Es ist der erste Anschlag in dem Urlaubsparadies im Indischen Ozean: Zwölf Touristen sind bei einem Bombenattentat auf den Malediven verletzt worden. In der Hauptstadt Male explodierte ein Sprengsatz. Die Polizei nahm zwei Verdächtige fest.


Colombo - Die Hintergründe der Explosion sind noch unklar. Derzeit könne noch nicht gesagt werden, ob sich der Anschlag gegen die Tourismusindustrie gerichtet habe, erklärte Regierungssprecher Mohamed Shareef. Die Regierung nehme den Zwischenfall sehr ernst, weil der Tourismus die Lebensader der Malediven sei, sagte Shareef. Man werde Interpol, die USA und Indien um Hilfe bei den Ermittlungen bitten.

Anschlag in Male: Zwölf Touristen verletzt
REUTERS

Anschlag in Male: Zwölf Touristen verletzt

Einheimische wurden durch die Explosion in Male nach Behördenangaben nicht verletzt, weil der Park vor allem von Touristen besucht wird. Der Sultan-Park liegt in der Nähe des Hauptquartiers der Streitkräfte. Der oppositionelle Onlinedienst Minivan News berichtete auf seiner Website, Zeugen hätten verstreut herumliegende Nägel am Tatort gesehen, die offenbar von dem Sprengsatz stammten. Die zwölf verletzten Urlauber erlitten nach Angaben von Shareef Verbrennungen.

Zunächst bekannte sich niemand zu dem Anschlag. Dennoch nahm die Polizei wenige Stunden danach zwei Tatverdächtige fest. Nach offiziellen Angaben handelt es sich dabei um zwei Männer von der Inselgruppe.

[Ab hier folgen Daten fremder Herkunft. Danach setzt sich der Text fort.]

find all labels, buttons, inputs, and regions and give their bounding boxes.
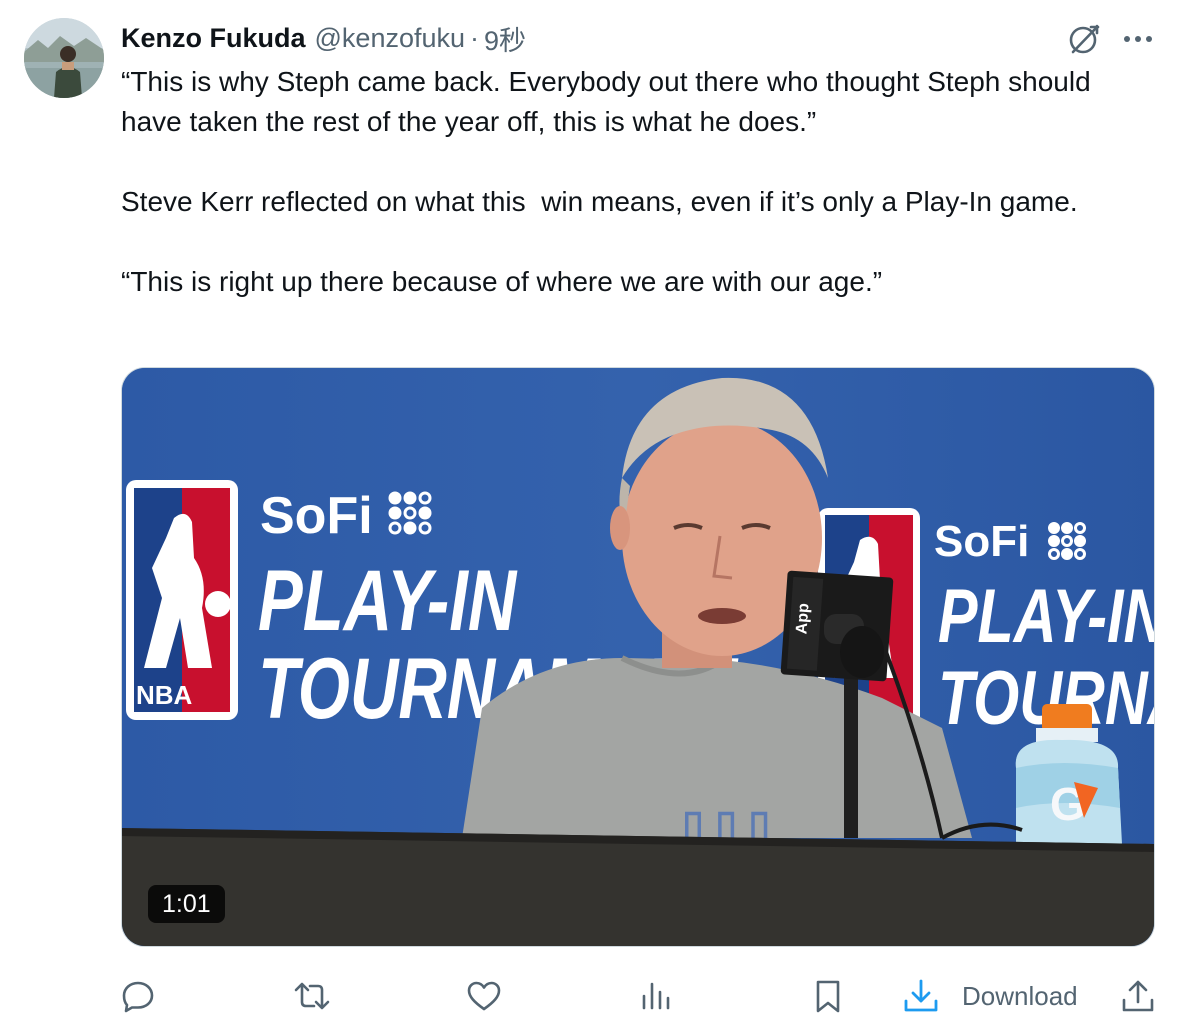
repost-button[interactable] [292, 970, 332, 1022]
separator-dot: · [470, 22, 480, 53]
action-bar: Download [0, 970, 1182, 1022]
play-in-text-right: PLAY-IN [938, 574, 1155, 659]
avatar-photo [24, 18, 104, 98]
mic-flag-text: App [793, 602, 812, 634]
avatar[interactable] [24, 18, 104, 98]
bookmark-button[interactable] [810, 970, 846, 1022]
repost-icon [294, 982, 330, 1010]
bookmark-icon [816, 980, 840, 1013]
like-button[interactable] [466, 970, 502, 1022]
video-thumbnail: NBA SoFi PLAY-IN TOURNAMENT SoFi PLAY-IN… [122, 368, 1155, 946]
display-name[interactable]: Kenzo Fukuda [121, 23, 306, 54]
video-player[interactable]: NBA SoFi PLAY-IN TOURNAMENT SoFi PLAY-IN… [121, 367, 1155, 947]
reply-icon [122, 981, 154, 1013]
tweet-header: Kenzo Fukuda @kenzofuku · 9秒 [121, 20, 526, 56]
share-button[interactable] [1120, 970, 1156, 1022]
download-button[interactable]: Download [902, 970, 1078, 1022]
reply-button[interactable] [120, 970, 156, 1022]
tweet-paragraph: “This is right up there because of where… [121, 266, 883, 297]
tweet-text: “This is why Steph came back. Everybody … [121, 62, 1121, 302]
user-handle[interactable]: @kenzofuku [315, 23, 466, 54]
analytics-icon [642, 982, 670, 1010]
sponsor-text: SoFi [260, 487, 373, 545]
play-in-text: PLAY-IN [258, 553, 517, 649]
tweet-paragraph: “This is why Steph came back. Everybody … [121, 66, 1099, 137]
tweet-paragraph: Steve Kerr reflected on what this win me… [121, 186, 1078, 217]
nba-logo-left: NBA [126, 480, 238, 720]
download-icon [904, 979, 938, 1012]
download-label: Download [962, 980, 1078, 1011]
views-button[interactable] [638, 970, 674, 1022]
sponsor-text-right: SoFi [934, 517, 1029, 566]
nba-wordmark: NBA [136, 680, 193, 710]
timestamp[interactable]: 9秒 [484, 19, 526, 58]
more-options-icon[interactable] [1118, 22, 1158, 56]
video-duration: 1:01 [148, 885, 225, 923]
heart-icon [467, 981, 501, 1011]
grok-icon[interactable] [1066, 21, 1102, 57]
share-icon [1122, 980, 1154, 1012]
tweet[interactable]: Kenzo Fukuda @kenzofuku · 9秒 “This is wh… [0, 0, 1182, 1026]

Die Inselgruppe im Indischen Ozean gehört zu den beliebtesten Reisezielen in Südasien. 99 Prozent der Einwohner sind sunnitische Muslime. Auf den Malediven gibt es seit längerem politische Spannungen.

DER SPIEGEL
Seit 1978 wird das Land von Präsident Maumoon Abdul Gayoom regiert. Gayoom gewann im August ein Referendum, wonach das Präsidialsystem beibehalten werden soll. Die Gegner des Präsidenten hatten sich für die Einführung eines parlamentarischen Regierungssystems stark gemacht. 2003 gab es politische Unruhen, bei deren Niederschlagung Regierungsgegner festgenommen wurden. Seitdem sucht Großbritannien zwischen der Regierung und den Oppositionsgruppen zu vermitteln.